Yes — BookStack has built-in LDAP support. Configure it in .env with LDAP_SERVER, LDAP_BASE_DN, LDAP_USER_FILTER, and related variables. Users authenticate with their LDAP username and password — BookStack validates the credentials against your LDAP server. You can also map LDAP groups to BookStack roles automatically. This makes BookStack the easiest self-hosted wiki to integrate with on-premise Active Directory environments without needing a full OAuth/SAML setup.
BookStack has a permission system at multiple levels: global roles (Admin, Editor, Viewer) and per-entity overrides (Book, Chapter, or Page level). To restrict a book to a specific team: create a Role for that team (Settings → Roles), set the book's permissions to override global settings, and grant read/write access only to that role. Users with no access to a book cannot see it in search results or the shelf view — it is effectively hidden from them.
Yes — the page editor has two modes: WYSIWYG (rich text with toolbar) and Markdown (raw text with live preview). You switch between modes per-page. Both modes produce the same underlying content — WYSIWYG writes Markdown behind the scenes. Code blocks support syntax highlighting for 100+ languages. You can paste Markdown content directly and it renders correctly. BookStack also supports CommonMark spec Markdown in API responses.
Yes — BookStack has a REST API for reading and writing books, chapters, pages, and shelves. Generate an API token in My Account → API Tokens. Use the token in the Authorization header: `Authorization: Token YOUR_TOKEN_ID:YOUR_TOKEN_SECRET`. The API accepts Markdown or HTML content for pages. This enables automating documentation generation from scripts, syncing with other tools, or building custom integrations.
Export your Confluence space as HTML (Space → Export → HTML ZIP). Use the BookStack Confluence importer (Settings → Import → Confluence) or a community script to convert the HTML to BookStack's API format. Confluence macros (JIRA links, status badges, etc.) will not transfer cleanly and need manual cleanup. A practical approach for small teams: export the most important pages as PDF, recreate the structure in BookStack, and copy-paste content page by page, using the HTML export as a reference.

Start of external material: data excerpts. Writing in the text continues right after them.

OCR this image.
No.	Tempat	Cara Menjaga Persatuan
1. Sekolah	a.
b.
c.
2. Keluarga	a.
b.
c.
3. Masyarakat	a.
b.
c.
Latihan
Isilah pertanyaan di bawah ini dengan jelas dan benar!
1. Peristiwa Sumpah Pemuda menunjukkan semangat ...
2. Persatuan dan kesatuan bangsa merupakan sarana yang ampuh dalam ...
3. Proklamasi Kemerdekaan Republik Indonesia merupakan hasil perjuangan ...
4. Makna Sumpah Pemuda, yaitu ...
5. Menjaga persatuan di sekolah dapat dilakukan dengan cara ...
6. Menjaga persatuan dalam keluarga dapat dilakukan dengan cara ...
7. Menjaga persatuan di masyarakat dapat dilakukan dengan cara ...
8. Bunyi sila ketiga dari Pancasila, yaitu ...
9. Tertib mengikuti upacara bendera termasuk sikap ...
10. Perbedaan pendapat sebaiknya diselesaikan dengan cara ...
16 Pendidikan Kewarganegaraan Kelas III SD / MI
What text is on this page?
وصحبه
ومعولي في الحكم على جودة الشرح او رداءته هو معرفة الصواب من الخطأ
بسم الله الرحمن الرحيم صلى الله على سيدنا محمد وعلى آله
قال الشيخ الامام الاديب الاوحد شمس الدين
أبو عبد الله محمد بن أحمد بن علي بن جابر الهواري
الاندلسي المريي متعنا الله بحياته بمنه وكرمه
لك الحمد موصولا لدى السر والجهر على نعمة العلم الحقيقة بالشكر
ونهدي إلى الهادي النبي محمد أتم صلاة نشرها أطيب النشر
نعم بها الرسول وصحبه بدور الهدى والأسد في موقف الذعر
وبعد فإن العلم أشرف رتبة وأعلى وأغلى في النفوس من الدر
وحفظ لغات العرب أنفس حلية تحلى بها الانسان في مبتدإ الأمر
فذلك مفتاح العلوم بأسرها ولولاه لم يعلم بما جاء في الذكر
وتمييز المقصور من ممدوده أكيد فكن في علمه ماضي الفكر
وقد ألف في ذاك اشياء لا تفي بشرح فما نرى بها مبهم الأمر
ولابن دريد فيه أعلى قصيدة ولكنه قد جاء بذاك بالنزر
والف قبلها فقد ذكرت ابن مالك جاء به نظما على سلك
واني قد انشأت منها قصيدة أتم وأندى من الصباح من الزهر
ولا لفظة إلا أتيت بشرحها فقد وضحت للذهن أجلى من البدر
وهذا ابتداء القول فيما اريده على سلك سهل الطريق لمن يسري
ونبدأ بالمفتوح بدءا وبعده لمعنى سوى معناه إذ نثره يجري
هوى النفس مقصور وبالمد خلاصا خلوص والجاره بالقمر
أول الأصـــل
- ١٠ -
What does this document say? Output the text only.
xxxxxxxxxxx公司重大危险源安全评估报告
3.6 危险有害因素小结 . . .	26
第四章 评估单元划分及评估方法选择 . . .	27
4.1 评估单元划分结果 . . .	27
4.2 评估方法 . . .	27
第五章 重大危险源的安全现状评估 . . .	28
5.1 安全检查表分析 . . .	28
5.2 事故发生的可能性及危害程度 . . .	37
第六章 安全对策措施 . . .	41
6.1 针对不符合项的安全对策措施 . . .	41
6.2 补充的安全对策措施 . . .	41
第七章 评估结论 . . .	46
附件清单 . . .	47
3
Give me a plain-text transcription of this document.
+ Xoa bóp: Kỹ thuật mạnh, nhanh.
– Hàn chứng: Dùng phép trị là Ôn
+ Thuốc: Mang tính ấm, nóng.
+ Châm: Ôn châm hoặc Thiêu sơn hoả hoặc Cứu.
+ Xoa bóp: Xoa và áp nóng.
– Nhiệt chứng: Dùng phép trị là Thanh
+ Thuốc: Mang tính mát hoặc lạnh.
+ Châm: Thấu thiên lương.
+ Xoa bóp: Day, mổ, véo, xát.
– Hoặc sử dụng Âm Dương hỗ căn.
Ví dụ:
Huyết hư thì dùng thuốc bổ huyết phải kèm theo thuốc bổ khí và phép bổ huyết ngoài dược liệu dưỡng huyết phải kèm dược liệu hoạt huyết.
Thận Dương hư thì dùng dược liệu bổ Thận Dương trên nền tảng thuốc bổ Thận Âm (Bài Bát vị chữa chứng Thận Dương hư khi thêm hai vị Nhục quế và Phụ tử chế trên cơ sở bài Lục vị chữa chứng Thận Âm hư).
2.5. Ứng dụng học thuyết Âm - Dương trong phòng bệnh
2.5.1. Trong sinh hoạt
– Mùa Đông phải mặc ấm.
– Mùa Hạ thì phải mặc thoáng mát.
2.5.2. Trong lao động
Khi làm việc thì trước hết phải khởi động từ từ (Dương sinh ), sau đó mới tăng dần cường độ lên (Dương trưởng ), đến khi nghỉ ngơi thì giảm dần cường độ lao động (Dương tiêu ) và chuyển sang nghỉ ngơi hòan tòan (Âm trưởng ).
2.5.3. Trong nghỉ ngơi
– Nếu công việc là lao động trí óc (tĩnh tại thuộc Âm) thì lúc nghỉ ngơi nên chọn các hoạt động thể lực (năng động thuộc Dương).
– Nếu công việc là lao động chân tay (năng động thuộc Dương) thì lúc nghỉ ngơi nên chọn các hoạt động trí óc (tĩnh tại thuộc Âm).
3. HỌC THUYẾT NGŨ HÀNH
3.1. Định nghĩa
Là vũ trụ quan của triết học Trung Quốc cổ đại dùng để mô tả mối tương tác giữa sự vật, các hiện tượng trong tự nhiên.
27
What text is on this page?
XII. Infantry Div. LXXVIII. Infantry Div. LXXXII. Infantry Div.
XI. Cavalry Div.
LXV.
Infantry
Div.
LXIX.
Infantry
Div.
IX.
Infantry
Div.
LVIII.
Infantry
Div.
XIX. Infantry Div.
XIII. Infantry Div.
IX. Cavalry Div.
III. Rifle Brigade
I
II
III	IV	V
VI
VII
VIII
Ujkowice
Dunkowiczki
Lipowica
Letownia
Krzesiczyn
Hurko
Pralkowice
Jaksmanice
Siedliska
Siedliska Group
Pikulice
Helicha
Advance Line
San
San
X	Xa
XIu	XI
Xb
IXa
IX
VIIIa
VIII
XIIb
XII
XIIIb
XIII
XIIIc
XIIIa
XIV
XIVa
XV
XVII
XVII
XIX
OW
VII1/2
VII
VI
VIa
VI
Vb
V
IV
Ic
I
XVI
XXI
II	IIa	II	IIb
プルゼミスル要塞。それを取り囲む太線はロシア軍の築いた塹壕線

You need to backup two things: the database and the files. Database: `docker exec bookstack_db mysqldump -u bookstack -p bookstack > bookstack_$(date +%Y%m%d).sql`. Files: backup the Docker volume that maps to `/var/www/html/storage` inside the container — this contains uploaded images, attachments, and draw.io diagrams. Also backup your `.env` file — the APP_KEY is used to encrypt data and must match when restoring.
Run `docker compose pull && docker compose up -d` in your BookStack directory. BookStack runs database migrations automatically on startup when a new version is deployed. Always backup the database before updating. After updating, check the BookStack release notes for any breaking changes or manual steps required. BookStack follows a monthly release cycle and is generally backward compatible within major versions.